The mission also strengthened our relationship with other Ontario institutions that took part in it, such as University of Western Ontario, York University, Queen's University, University of Toronto, or Canadian Surgical Technologies and Advanced Robotics (CSTAR).

Being in Israel, Paul took an opportunity to meet in person with some of Quanser clients. Accompanied by Ittai from Techenware, Quanser's distributor in Israel, they visited Technion University, Ben Gurion University and Hebrew University of Jerusalem to discuss Quanser technology. Most of the professors were interested in our teaching platforms for undergraduate engineering education. From the research point of view, the interest gravitated towards the unmanned vehicles and autonomous robotics and their application in agriculture - from melon picking, to a specific point irrigation. Israeli researchers were also interested in our ability to implement haptics with unmanned robotics. Using the vision and a sense of touch on autonomous vehicles would allow them to do some interesting things in the area of agriculture.

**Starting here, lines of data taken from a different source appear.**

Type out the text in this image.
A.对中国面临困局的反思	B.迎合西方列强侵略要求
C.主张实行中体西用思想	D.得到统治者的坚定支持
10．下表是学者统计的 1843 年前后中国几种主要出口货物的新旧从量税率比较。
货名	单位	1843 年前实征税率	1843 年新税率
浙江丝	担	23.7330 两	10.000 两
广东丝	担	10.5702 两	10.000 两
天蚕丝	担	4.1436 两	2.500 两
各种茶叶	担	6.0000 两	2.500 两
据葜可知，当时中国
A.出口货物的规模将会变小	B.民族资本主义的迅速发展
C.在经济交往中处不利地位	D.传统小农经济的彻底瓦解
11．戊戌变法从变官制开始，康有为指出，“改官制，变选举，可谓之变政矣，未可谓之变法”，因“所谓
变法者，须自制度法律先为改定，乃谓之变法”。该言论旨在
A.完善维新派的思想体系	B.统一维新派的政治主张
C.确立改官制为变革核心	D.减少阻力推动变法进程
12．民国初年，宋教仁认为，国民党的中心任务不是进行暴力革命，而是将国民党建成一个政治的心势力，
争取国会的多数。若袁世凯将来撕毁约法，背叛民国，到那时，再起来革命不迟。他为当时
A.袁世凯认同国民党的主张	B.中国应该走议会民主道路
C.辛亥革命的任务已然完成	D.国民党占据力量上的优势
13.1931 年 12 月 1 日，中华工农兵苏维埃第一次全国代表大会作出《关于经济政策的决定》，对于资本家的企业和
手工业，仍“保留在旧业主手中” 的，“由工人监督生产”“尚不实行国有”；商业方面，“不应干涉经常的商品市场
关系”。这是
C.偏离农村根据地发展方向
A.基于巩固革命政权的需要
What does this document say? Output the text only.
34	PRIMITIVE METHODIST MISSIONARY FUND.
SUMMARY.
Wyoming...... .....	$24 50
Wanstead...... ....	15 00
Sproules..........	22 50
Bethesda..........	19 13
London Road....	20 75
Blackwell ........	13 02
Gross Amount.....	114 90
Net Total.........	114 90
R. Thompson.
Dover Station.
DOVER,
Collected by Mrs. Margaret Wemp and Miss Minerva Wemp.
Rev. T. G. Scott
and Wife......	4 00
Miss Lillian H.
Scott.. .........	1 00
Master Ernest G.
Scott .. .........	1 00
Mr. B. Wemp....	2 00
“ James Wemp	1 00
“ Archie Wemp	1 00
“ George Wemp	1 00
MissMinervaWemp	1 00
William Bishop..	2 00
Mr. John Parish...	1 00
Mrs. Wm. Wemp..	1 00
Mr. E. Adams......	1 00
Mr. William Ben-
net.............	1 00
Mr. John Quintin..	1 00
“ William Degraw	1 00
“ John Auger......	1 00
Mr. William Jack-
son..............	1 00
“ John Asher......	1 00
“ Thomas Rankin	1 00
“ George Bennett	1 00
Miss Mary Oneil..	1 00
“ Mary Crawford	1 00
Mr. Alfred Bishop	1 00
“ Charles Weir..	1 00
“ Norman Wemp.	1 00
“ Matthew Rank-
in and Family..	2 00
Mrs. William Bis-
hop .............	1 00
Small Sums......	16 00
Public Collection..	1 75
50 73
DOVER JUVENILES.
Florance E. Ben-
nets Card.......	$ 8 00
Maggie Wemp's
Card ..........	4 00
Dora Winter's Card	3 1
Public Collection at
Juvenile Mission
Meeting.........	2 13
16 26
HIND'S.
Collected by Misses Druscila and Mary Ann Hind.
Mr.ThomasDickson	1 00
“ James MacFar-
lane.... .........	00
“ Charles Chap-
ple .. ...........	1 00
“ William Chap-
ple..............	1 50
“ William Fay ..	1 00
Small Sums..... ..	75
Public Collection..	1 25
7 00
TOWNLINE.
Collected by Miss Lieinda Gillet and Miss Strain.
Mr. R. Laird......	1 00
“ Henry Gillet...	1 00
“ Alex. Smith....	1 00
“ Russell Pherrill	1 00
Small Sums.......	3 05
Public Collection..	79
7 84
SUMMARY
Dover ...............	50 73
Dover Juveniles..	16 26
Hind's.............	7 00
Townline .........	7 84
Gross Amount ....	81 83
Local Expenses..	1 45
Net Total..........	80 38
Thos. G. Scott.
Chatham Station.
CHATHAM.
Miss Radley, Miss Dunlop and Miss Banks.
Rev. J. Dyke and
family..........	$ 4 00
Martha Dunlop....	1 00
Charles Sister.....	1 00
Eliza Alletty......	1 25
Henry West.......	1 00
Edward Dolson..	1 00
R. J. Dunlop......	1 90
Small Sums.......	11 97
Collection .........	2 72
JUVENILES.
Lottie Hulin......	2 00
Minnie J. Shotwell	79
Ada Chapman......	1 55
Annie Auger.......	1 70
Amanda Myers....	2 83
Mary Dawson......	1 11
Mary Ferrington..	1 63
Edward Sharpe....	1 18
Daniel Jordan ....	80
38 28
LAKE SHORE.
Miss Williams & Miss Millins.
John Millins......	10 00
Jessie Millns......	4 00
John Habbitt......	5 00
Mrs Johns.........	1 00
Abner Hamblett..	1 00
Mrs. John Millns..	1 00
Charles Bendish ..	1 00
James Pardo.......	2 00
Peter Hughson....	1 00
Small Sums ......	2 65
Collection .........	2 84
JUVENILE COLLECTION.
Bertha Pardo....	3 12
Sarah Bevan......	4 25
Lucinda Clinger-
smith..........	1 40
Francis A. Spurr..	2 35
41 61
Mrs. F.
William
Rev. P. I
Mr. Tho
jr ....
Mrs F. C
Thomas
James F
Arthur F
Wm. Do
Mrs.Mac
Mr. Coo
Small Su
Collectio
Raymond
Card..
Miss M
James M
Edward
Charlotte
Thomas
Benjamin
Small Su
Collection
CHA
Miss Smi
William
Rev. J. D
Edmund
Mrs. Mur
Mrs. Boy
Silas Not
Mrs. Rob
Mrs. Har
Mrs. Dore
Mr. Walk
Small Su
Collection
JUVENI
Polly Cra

Hebrew University also expressed its interest in integrating our haptic technology in their research into a specific surgical operations - an advanced field with highly complex mathematical models involved.

As a result of these discussions at the universities, a senior researcher from Israel is coming to visit Quanser to discuss significant research projects - collaborations among top Israeli universities - which could happen in the next few years.

Obviously, Paul came back from the trip with a basket full of potential opportunities which we will be developing in the course of the next few years.